What Bolaño appreciates is the way in which experience is always reformatting itself into fictions, slotting itself into other experiences, and thus revealing the presence of stories, bubbling under the surface of gestures and statements.

The tale of an unfulfilled love affair, expressed in a glance of immediate recognition. A '50s science-fiction story, set at a barbecue. Fiction bleeds into the world, and the world bleeds back into stories. Everything refers back to everything else. This understanding works itself out in this book on a larger scale, as digression piles on digression, plots keep forever tumbling into other plots. By the end of 2666, the novel has become a book which somehow contains all the other books, like the lost items department of all the world's train stations.

Bolaño provides the best summary of the logic of this style himself. Near the end of 2666, he supplies a description, filtered through one of his characters, of a book by his cipherous novellist protagonist Benno Von Archimboldi. "The style was strange. The writing was clear and sometimes even transparent but the way the stories followed one after another didn't lead anywhere: all that was left were the children, their parents, the animals, some neighbours, and in the end, all that was really left was nature, a nature that dissolved little by little in a boiling cauldron until it vanished completely."

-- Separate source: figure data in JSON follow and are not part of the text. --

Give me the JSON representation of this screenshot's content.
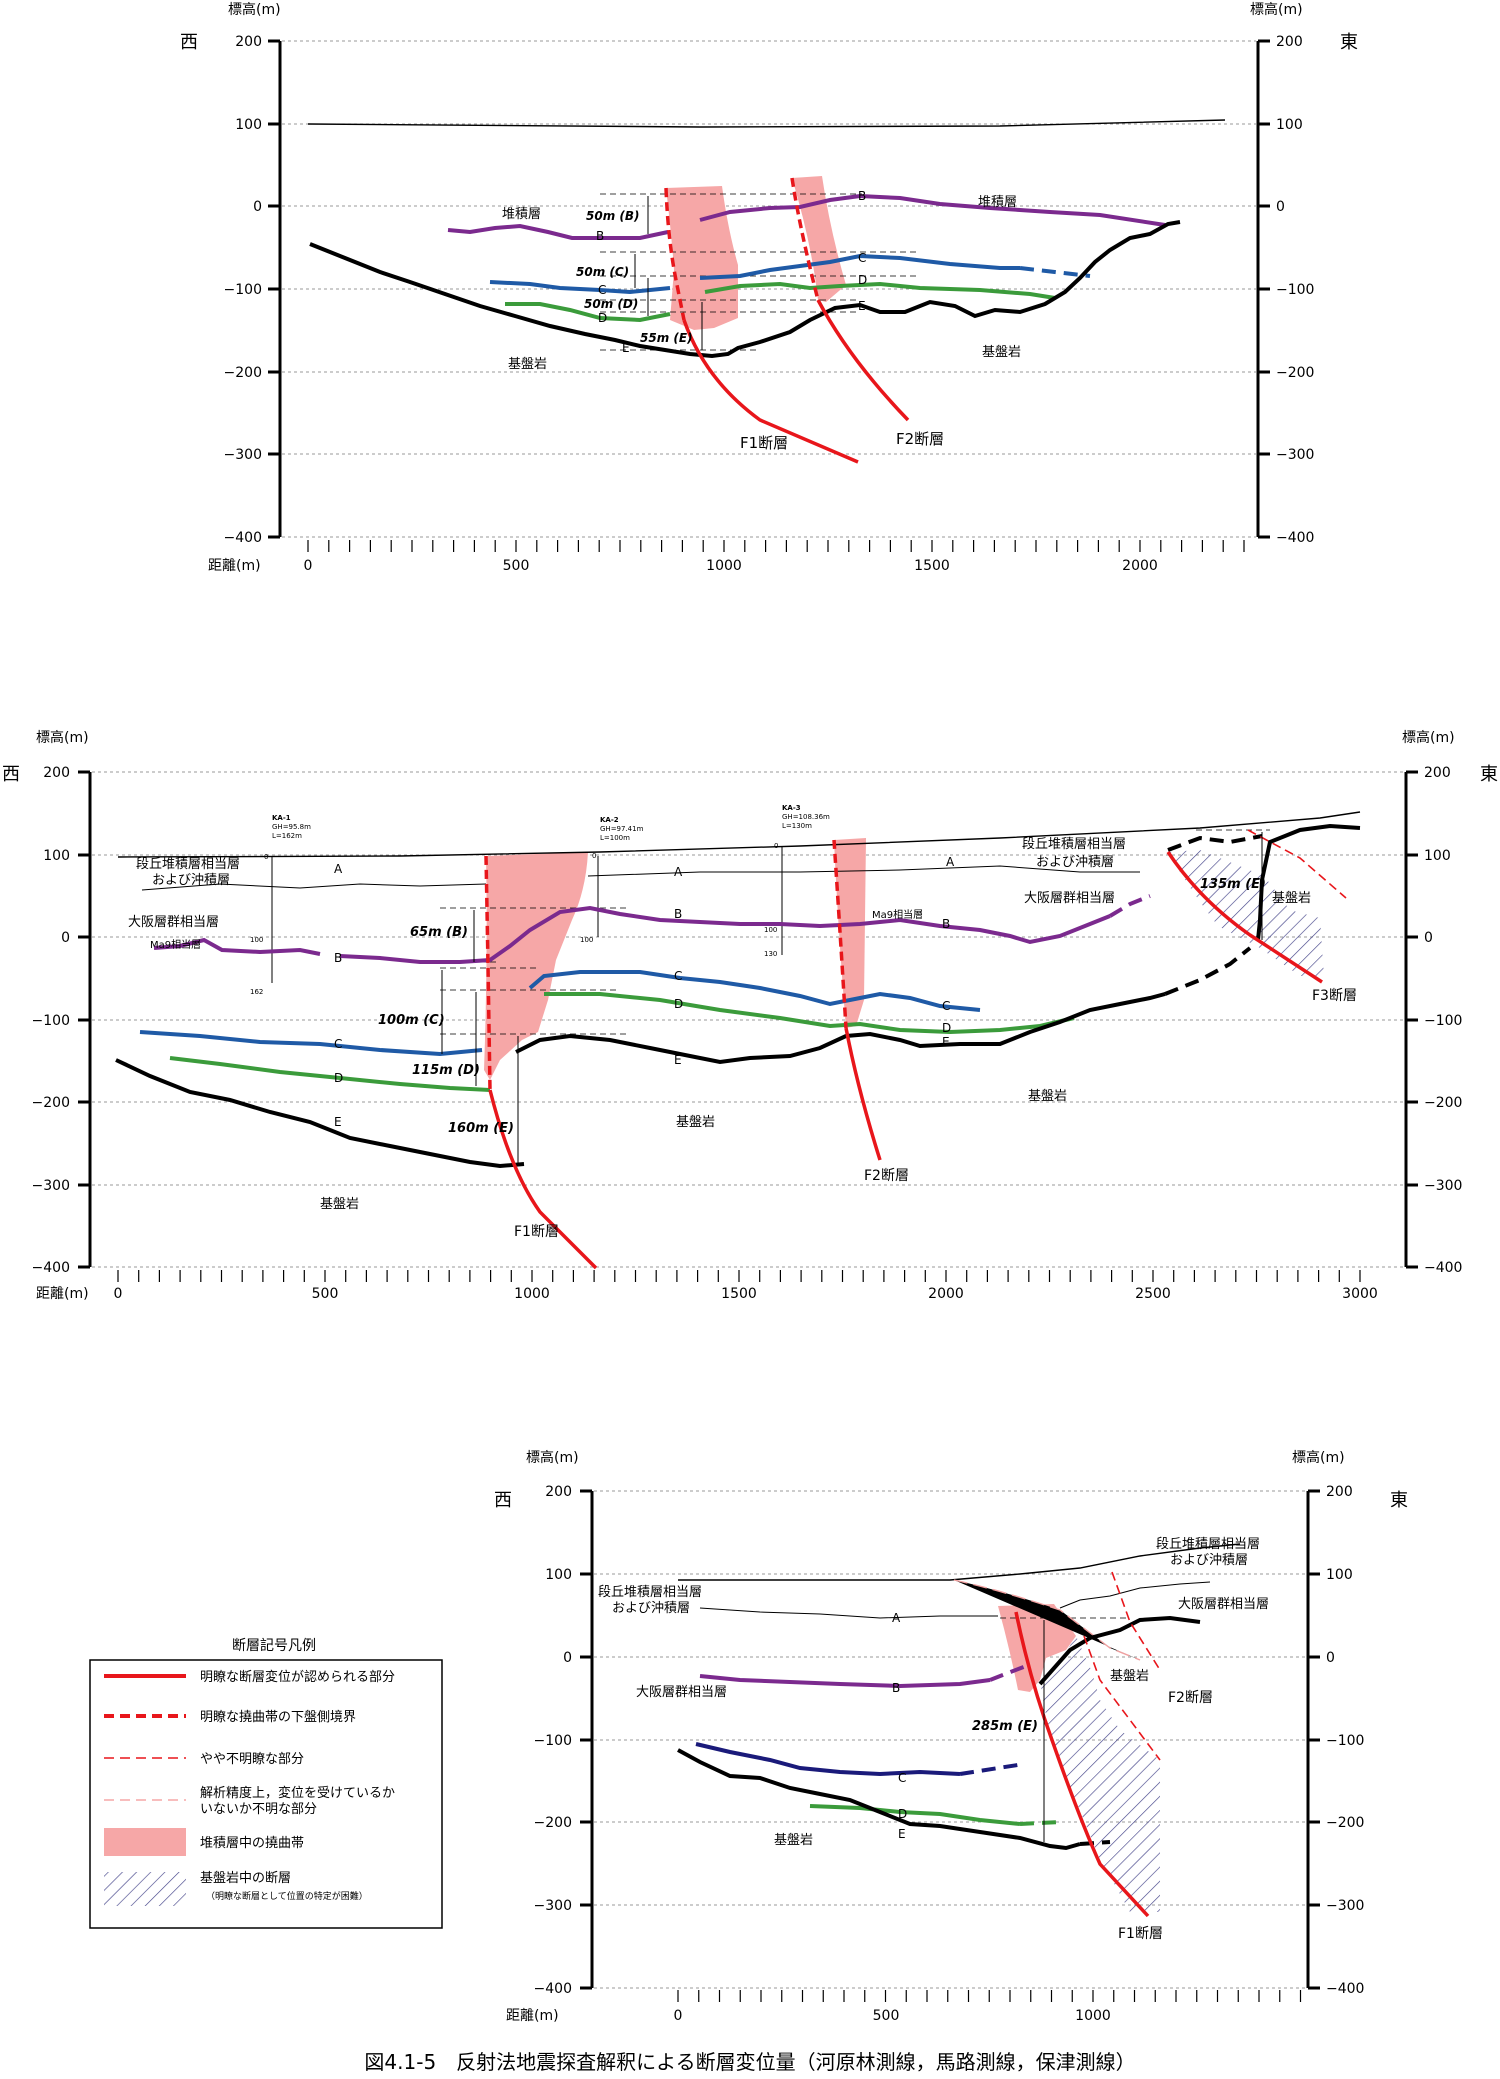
{
  "colors": {
    "fault": "#e8161b",
    "flexure": "#f6a7a7",
    "B": "#7b2a8e",
    "C": "#1f5aa6",
    "D": "#3b9b3b",
    "E": "#000000",
    "C3": "#1a1a7a"
  },
  "axes": {
    "y_title": "標高(m)",
    "x_title": "距離(m)",
    "west": "西",
    "east": "東",
    "y_ticks": [
      "200",
      "100",
      "0",
      "−100",
      "−200",
      "−300",
      "−400"
    ]
  },
  "profile1": {
    "x_ticks": [
      "0",
      "500",
      "1000",
      "1500",
      "2000"
    ],
    "labels": {
      "deposit_w": "堆積層",
      "deposit_e": "堆積層",
      "base_w": "基盤岩",
      "base_e": "基盤岩",
      "f1": "F1断層",
      "f2": "F2断層",
      "dB": "50m (B)",
      "dC": "50m (C)",
      "dD": "50m (D)",
      "dE": "55m (E)",
      "B1": "B",
      "B2": "B",
      "C1": "C",
      "C2": "C",
      "D1": "D",
      "D2": "D",
      "E1": "E",
      "E2": "E"
    }
  },
  "profile2": {
    "x_ticks": [
      "0",
      "500",
      "1000",
      "1500",
      "2000",
      "2500",
      "3000"
    ],
    "labels": {
      "terrace_1": "段丘堆積層相当層",
      "terrace_2": "および沖積層",
      "osaka": "大阪層群相当層",
      "ma9": "Ma9相当層",
      "terrace_e1": "段丘堆積層相当層",
      "terrace_e2": "および沖積層",
      "osaka_e": "大阪層群相当層",
      "ma9_e": "Ma9相当層",
      "base1": "基盤岩",
      "base2": "基盤岩",
      "base3": "基盤岩",
      "base4": "基盤岩",
      "f1": "F1断層",
      "f2": "F2断層",
      "f3": "F3断層",
      "dB": "65m (B)",
      "dC": "100m (C)",
      "dD": "115m (D)",
      "dE": "160m (E)",
      "dE3": "135m (E)",
      "A1": "A",
      "A2": "A",
      "A3": "A",
      "B1": "B",
      "B2": "B",
      "B3": "B",
      "C1": "C",
      "C2": "C",
      "C3": "C",
      "D1": "D",
      "D2": "D",
      "D3": "D",
      "E1": "E",
      "E2": "E",
      "E3": "E"
    },
    "boreholes": [
      {
        "name": "KA-1",
        "gh": "GH=95.8m",
        "len": "L=162m",
        "d0": "0",
        "d1": "100",
        "d2": "162"
      },
      {
        "name": "KA-2",
        "gh": "GH=97.41m",
        "len": "L=100m",
        "d0": "0",
        "d1": "100"
      },
      {
        "name": "KA-3",
        "gh": "GH=108.36m",
        "len": "L=130m",
        "d0": "0",
        "d1": "100",
        "d2": "130"
      }
    ]
  },
  "profile3": {
    "x_ticks": [
      "0",
      "500",
      "1000"
    ],
    "labels": {
      "terrace_w1": "段丘堆積層相当層",
      "terrace_w2": "および沖積層",
      "terrace_e1": "段丘堆積層相当層",
      "terrace_e2": "および沖積層",
      "osaka_w": "大阪層群相当層",
      "osaka_e": "大阪層群相当層",
      "base_w": "基盤岩",
      "base_e": "基盤岩",
      "f1": "F1断層",
      "f2": "F2断層",
      "dE": "285m (E)",
      "A": "A",
      "B": "B",
      "C": "C",
      "D": "D",
      "E": "E"
    }
  },
  "legend": {
    "title": "断層記号凡例",
    "items": [
      "明瞭な断層変位が認められる部分",
      "明瞭な撓曲帯の下盤側境界",
      "やや不明瞭な部分",
      "解析精度上，変位を受けているか",
      "いないか不明な部分",
      "堆積層中の撓曲帯",
      "基盤岩中の断層",
      "（明瞭な断層として位置の特定が困難）"
    ]
  },
  "caption": "図4.1-5　反射法地震探査解釈による断層変位量（河原林測線，馬路測線，保津測線）"
}
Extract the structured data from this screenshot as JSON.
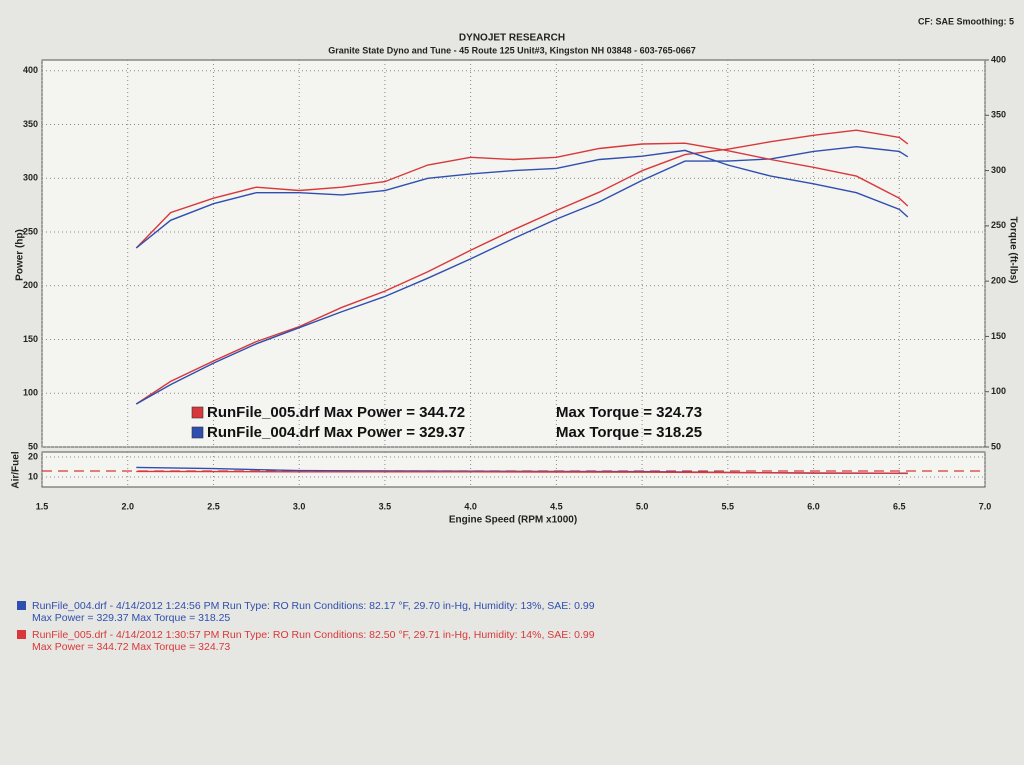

There is real humility here, appropriate to a man who once described his children as "his only true homeland" which belies this novel's length and breadth. "One of these nights," Bolaño wrote to his old friend Mario Santiago, the fictionalised co-protagonist of The Savage Detectives, shortly before Santiago's death in 1998, "when my money situation improves, I may show up at your place. And if not, it doesn't matter. The stretch we travelled together is already history in some sense, and it endures." The novel is nothing, and everything else is nothing as well, beyond a great patience and irony and a sort of savage joy.

In the last section of 2666 Bolaño wheels around to focus on the beginnings of the literary career of Archimboldi, a man who has remained an elusive presence throughout the preceding sections. Having just had his first novel accepted for publication, his young, sick wife tells him before leaving for work "You're sure you'll be famous." Bolaño writes: "Until that moment Archimboldi had never thought about fame. Hitler was famous. Goring was famous. The people he loved and remembered fondly weren't famous, they just satisfied certain needs. Döblin was his consolation. Ansky was his strength. Ingeborg was his joy." When I read this I burst into tears.